Troisième défi : encourager et protéger la production agricole et l’élevage. Haïti et le Guatemala sont les deux seuls pays d’Amérique Latine où la majorité de la population est paysanne. Malheureusement, la production agricole est peu à peu étouffée par les importations de produits étrangers coûtant moins cher, provenant surtout des USA et de la République Dominicaine. Un groupe de leaders américains a même suggéré que les USA achètent la totalité de la production nationale de riz, ce qui coûterait beaucoup moins que de payer l’importation de riz étranger. Mais, depuis 1994, sous l’impulsion du président Clinton, Haïti a dû ramener à 3 % le tarif douanier sur les produits agricoles. En 1980, le tarif douanier était de 50 % et Haïti exportait du riz. Il faut donc restaurer le protectionnisme pour sauver l’agriculture, et ouvrir de nouveaux horizons à l’industrie agricole (exportations, conserveries de fruits et légumes, élevage de races d’animaux adaptées au climat, etc.)
Quatrième défi : restaurer la confiance de la diaspora. Après l’élection de Jean-Bertrand Aristide, un grand courant d’enthousiasme avait traversé la diaspora haïtienne, forte de plus de deux millions d’individus, et qui porte à bout de bras l’économie chancelante, par ses transferts d’argent réguliers. Mais le coup d’État militaire et le populisme d’Aristide à son retour d’exil ont découragé de nombreux techniciens et techniciennes qui étaient prêts à rentrer pour se mettre au service du pays. Un signe encourageant, cependant ; lors des prochaines élections, un test aura lieu dans certaines villes étrangères pour juger de la possibilité d’inclure la diaspora dans les futures élections. Il est vital de mobiliser non seulement l’argent des Haïtiens à l’étranger, mais aussi les médecins, professeurs, ingénieurs, infirmières et autres talents dispersés aux quatre coins du monde par quarante années de dictature.

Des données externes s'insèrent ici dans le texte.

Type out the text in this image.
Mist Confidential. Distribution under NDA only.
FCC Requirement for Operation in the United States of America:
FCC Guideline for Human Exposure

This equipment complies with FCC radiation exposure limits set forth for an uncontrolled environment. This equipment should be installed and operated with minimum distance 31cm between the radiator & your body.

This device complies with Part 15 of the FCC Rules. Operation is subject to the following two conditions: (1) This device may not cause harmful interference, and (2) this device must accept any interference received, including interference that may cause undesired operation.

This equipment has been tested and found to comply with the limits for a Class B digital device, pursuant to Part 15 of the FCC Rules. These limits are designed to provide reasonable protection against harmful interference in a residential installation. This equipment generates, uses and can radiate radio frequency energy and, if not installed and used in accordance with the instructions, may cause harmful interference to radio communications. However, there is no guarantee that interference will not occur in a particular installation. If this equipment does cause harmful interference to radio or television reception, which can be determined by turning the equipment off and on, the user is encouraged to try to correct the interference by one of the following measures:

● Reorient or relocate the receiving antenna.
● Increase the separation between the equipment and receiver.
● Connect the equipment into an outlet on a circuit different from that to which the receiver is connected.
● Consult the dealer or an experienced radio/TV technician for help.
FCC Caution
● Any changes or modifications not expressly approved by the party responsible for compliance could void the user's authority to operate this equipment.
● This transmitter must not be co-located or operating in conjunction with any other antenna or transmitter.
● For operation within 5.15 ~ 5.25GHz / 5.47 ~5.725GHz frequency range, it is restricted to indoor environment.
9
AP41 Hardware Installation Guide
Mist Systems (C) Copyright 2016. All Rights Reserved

Cinquième défi : restaurer l’Etat et éliminer la corruption. Le dernier, et peut-être le plus difficile de tous les défis, car il suppose une révolution mentale et morale dont on ne voit pas encore les signes avant-coureurs. Les bureaux et l’administration de l’État sont truffés de parasites, souvent en surnombre, qui paralysent toute tentative de réforme. Les quelques éléments honnêtes se découragent vite et cherchent, eux aussi, à s’exiler. Les pays riches ne se privent d’ailleurs pas de les recruter, parfois ouvertement par des publicités dans les journaux. La fonction politique est dévaluée par certains maires, députés et sénateurs corrompus qui montrent en ce moment leur envie de partager le gâteau de la reconstruction. Il n’est donc pas étonnant de voir les pays « amis » d’Haïti profiter de ce degré de corruption pour chapeauter la CIRH (Commission Intérimaire pour la Reconstruction d’Haïti), ce qui ne manque pas d’irriter les Haïtiens très chatouilleux sur la question de leur indépendance.
Haïti fait face à ces défis, et à bien d’autres problèmes encore. Seul un soutien durable peut l’aider à sortir de cette catastrophe et à créer un Haïti nouvelle. Le courage ne manque pas sur l’île, mais ces cinq défis devront être relevés pour qu’elle reprenne le chemin du développement.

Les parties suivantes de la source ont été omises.